Someday in the not too distant future, a drone might be the deciding factor between your life and your death. If you're in a car accident, for instance, a drone could get to you before an emergency vehicle. That drone could be equipped with supplies so bystanders could perform lifesaving tasks. It could radio out to a doctor, who would issue instructions as the emergency vehicles arrived. It could find you, save you.

These scenarios aren't just idealistic thinking. Drone technology is being developed and studied at universities around the world. A recent Swedish study found that drones outfitted with automated external defibrillators arrived 16 minutes faster than EMS on average. (The defibrillators, which can be operated by a bystander, restore regular heart rhythm to someone in cardiac arrest.)

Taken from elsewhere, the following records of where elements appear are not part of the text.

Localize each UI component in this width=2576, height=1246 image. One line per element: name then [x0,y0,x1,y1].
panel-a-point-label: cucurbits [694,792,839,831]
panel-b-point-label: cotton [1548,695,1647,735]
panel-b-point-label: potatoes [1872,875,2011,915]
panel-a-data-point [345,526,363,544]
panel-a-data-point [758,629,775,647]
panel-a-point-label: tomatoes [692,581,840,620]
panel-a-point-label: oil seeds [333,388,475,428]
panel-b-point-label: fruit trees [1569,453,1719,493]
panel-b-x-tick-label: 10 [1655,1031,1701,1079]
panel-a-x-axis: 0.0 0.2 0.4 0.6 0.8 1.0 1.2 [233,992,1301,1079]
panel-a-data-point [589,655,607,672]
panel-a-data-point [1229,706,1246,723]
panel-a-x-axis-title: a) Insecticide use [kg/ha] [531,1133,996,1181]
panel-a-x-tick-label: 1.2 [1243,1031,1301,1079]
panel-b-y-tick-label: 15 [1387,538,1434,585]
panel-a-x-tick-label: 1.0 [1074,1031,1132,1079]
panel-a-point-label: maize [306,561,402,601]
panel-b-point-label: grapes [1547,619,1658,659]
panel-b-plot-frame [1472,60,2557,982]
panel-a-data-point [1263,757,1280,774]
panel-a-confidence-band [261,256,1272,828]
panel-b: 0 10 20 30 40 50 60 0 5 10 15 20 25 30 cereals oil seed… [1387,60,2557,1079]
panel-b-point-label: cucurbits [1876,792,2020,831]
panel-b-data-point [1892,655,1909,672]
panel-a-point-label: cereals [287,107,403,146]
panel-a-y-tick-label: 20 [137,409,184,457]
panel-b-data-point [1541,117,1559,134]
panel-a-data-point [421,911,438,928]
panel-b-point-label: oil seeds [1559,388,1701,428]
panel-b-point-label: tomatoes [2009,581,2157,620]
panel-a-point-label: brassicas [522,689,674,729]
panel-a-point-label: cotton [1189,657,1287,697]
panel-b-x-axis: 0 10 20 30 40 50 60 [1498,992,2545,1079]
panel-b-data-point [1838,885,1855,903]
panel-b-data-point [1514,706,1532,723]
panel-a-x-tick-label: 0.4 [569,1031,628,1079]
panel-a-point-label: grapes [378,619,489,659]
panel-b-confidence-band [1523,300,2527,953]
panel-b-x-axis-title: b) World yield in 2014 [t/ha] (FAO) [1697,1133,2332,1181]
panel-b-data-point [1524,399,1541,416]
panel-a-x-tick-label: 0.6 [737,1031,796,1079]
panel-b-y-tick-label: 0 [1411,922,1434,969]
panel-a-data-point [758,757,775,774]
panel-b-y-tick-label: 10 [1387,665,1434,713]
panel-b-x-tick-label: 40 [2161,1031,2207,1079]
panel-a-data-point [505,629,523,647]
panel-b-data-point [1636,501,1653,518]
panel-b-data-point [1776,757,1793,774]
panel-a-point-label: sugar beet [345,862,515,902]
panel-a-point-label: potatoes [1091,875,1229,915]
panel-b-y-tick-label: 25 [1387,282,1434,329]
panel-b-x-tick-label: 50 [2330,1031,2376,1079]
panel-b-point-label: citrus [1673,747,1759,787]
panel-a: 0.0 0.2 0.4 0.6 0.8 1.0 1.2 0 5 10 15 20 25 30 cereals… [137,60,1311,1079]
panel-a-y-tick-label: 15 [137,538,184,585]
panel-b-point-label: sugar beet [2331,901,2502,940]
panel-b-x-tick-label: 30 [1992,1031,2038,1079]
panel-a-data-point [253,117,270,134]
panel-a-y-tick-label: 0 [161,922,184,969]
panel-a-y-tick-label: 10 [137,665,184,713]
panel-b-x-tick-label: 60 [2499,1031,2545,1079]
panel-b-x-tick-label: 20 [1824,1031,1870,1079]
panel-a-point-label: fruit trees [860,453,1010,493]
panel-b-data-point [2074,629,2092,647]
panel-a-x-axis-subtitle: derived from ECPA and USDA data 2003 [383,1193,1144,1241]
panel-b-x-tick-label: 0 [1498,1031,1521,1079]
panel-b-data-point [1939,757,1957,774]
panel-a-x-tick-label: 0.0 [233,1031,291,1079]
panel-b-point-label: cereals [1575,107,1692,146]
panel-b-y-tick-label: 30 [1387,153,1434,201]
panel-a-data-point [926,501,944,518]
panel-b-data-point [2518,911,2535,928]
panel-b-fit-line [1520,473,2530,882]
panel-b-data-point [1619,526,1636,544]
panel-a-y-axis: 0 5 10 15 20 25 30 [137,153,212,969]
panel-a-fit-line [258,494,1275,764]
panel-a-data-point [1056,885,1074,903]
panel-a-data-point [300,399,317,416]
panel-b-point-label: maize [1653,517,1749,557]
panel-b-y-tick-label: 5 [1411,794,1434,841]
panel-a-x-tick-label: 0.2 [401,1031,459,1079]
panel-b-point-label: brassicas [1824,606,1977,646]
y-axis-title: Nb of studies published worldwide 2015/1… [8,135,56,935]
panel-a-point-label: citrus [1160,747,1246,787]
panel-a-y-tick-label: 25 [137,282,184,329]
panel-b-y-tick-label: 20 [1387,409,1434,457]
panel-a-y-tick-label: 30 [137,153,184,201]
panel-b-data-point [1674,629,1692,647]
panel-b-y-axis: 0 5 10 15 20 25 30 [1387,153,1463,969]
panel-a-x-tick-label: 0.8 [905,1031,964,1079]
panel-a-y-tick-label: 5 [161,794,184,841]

Drones are also capable of beating first responders to disaster or mass casualty sites, and then delivering medical kits and survival supplies to those effected. It's like Amazon's drone delivery program, but for saving lives. Researchers at William Carey University have been focused on this application for years, and their telemedicine drone research is paying off.

"We've got kits that are designed to go into the wilderness so that if you're stung by a bee or you've got a snake bite, things of that nature, we can provide assistance in that moment," researcher Italo Subbarao told CNN.

It's like Amazon's drone delivery program, but for saving lives.

The researchers recently demonstrated their trauma kits, carried by drones and coordinated with local emergency management systems, that could be lifesaving after terrorist attacks, natural disasters, or vehicle accidents. They could locate people via phone GPS. They could also make a huge difference in rural areas, where the researchers want them to reach isolated homes long before emergency care.

Yes, there's a lot of backlash against the flying tech. They aren't highly regulated. Many are more toy than machine. Assholes fly them into airplanes. They are weapons of ethically fraught warfare in the Middle East. Are they being used to spy in the States? But any new technology is bound to have some freaky side effects—just look at AI. It's the good it does that matters, at least for now.